Je me suis positionné sur les skateparks, avec une approche géographique, pour essayer de voir où il y en a et où il n’y en a pas. Où est ce qu’ils se développent le plus ? Quels sont les skateparks les plus structurants en France ? Le but est d’essayer de donner une représentation qui soit pertinente. Mes travaux sont financés par la bourse olympique et l’idée derrière et de lier cela aux Jeux Olympiques Paris 2024 et notamment à l’équipe de France. Car malgré un nombre de skateparks assez conséquent en France, l’équipe de France s’entraine souvent à l’étranger car les skateparks sont souvent relativement petits. Dans les années 90 les skateparks ont été pensés à l’échelle des communes pour répondre très rapidement à une demande de pression des skateurs dans la ville. Ce qu’on voulait, c’est qu’ils n’aillent pas sur les places, qu’ils ne gênent pas les habitants lorsqu’ils faisaient leurs courses et qu’ils aillent dans des endroits spécifiques. Mais souvent ces skateparks ont été pensés comme des jeux pour enfants : comme on installe une balançoire et un petit toboggan, et bien on installait deux ou trois modules sans qu’il y ait de cohérence. Aujourd’hui on construit moins de skateparks en France, mais on est plus rationnel. On fait des choses qui sont plus praticables et pensés pour l’accueil des skates, des rollers, des trottinettes, des BMX. Il y a de multiples pratiques, dont la trottinette est la plus récente, qui prennent une place conséquente sur les équipements et il faut savoir s’adapter.
- La bourse olympique, qu’est-ce que c’est ?
C’est une bourse qui est décernée tous les ans à des chercheurs qui déposent un dossier en lien avec des questionnements olympiques. Quand j’ai eu la bourse en 2020, l’idée était de travailler sur le skate qui devenait olympique. Le CIO (Comité International Olympique) cherche à rajeunir les pratiques mais aussi les spectateurs avec des épreuves comme le skateboard, mais aussi le breaking ou le basket 3×3.
- Hormis ces recherches sur le skate, quels sont vos sujets d’étude ?
Mes premières recherches portaient sur les forêts urbaines. C’est d’ailleurs un sujet sur lequel je travaille toujours. Je travaillais sur les forêts de la métropole rouennaise que j’avais défini comme des forêts urbaines. Maintenant je vais plus loin, je parle de stations forestières de loisirs. L’idée est de proposer aux métropoles qui seraient intéressées, de passer le jalon des forêts d’exception comme c’est déjà le cas, pour aller vers des stations forestières de loisirs. C’est à dire d’avoir un lieu dédié aux pratiques forestières, un lieu d’éducation à la nature, un lieu pour pouvoir laver son vélo après la pratique, un lieu avec des stations de trail. Comme il existe des pistes de ski, ce serait bien d’avoir des pistes de trail avec des couleurs en fonction du dénivelé. Ma manière de travailler est toujours la même. C’est ce que j’appelle les médiations territoriales. Je suis toujours dans une double approche socio-géographique : le territoire fait les individus et les individus modèlent le territoire.

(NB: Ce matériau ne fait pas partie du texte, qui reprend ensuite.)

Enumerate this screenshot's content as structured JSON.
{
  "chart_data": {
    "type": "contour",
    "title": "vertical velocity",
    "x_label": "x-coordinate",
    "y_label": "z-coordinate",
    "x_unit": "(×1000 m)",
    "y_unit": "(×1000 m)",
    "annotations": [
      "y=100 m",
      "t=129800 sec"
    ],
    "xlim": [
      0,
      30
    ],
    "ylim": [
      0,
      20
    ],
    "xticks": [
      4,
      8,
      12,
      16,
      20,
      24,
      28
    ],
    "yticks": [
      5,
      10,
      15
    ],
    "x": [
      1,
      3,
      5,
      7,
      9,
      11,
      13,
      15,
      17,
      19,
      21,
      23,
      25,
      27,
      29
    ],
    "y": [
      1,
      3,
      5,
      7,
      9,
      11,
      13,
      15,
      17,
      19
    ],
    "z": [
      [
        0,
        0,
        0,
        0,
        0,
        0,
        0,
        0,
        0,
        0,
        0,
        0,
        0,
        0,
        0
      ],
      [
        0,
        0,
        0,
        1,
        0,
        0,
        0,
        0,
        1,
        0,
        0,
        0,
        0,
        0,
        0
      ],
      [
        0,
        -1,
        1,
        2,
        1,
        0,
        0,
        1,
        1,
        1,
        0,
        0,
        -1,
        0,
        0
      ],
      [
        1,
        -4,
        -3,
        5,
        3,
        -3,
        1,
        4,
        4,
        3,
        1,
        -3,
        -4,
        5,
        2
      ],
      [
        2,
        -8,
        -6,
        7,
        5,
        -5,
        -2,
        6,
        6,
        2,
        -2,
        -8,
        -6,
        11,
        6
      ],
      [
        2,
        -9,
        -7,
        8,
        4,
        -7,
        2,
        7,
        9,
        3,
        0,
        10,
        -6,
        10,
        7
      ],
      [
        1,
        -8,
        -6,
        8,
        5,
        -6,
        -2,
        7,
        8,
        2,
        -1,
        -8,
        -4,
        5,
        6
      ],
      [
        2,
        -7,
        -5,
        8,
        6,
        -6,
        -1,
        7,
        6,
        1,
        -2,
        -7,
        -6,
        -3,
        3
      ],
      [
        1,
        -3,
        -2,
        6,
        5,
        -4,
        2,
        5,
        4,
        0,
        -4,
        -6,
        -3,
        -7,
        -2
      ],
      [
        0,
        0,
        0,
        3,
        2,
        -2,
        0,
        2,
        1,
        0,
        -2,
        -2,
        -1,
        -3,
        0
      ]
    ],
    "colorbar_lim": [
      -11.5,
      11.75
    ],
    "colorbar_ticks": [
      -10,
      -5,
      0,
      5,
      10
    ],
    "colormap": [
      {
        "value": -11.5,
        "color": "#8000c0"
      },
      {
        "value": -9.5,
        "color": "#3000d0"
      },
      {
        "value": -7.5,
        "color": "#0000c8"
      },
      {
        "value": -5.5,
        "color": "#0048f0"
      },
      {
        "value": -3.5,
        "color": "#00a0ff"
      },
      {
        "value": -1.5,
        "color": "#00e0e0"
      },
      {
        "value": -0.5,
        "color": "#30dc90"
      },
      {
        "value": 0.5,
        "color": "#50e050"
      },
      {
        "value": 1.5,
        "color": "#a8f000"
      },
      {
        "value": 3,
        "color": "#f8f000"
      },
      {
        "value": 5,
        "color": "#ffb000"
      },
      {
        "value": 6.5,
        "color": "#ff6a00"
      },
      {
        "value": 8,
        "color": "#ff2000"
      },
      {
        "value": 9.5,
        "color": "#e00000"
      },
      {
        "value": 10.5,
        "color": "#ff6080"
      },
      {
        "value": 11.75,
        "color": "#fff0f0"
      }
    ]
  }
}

- Qu’est-ce qui fait qu’un géographe se retrouve à l’UFR STAPS et au CETAPS ?
C’est lié à mes travaux de thèse que j’ai faite dans deux laboratoires et avec deux directeurs : Michel Bussi en géographie et Damien Femenias en STAPS. L’idée a été de travailler sur une approche socio-géographique. Nous sommes peu nombreux à le faire et c’est ce qui fait notre originalité. Nous cherchons à montrer que les pratiques sont médiées par le territoire mais que le territoire est aussi médiateur des pratiques. C’est d’ailleurs ce qui m’a permis d’obtenir cette bourse olympique : d’être sur cette position originale.
Ce qui est drôle, c’est qu’à la base, je viens de l’histoire. J’ai fait mon mémoire sur le Mouvement Révolutionnaire Tupac Amaru (MRTA) et sur les mécanismes de violence au Pérou depuis les années 1980. Par contre, j’ai toujours été sportif, j’ai fait beaucoup de basket et beaucoup de roller et je courais en forêt. Donc quand j’ai vu cette bourse de thèse pour travailler sur les forêts, je me suis dit que c’était une belle opportunité. Et c’est comme cela que je suis rentré en STAPS. En STAPS, ce qui est génial c’est que nous touchons à toutes les disciplines, mais en approchant l’objet sport et l’objet loisir sportif. Nous pouvons travailler à la fois sur les randonneurs ou les marcheurs nordiques que sur les ultra traileurs qui courent 180 kilomètres.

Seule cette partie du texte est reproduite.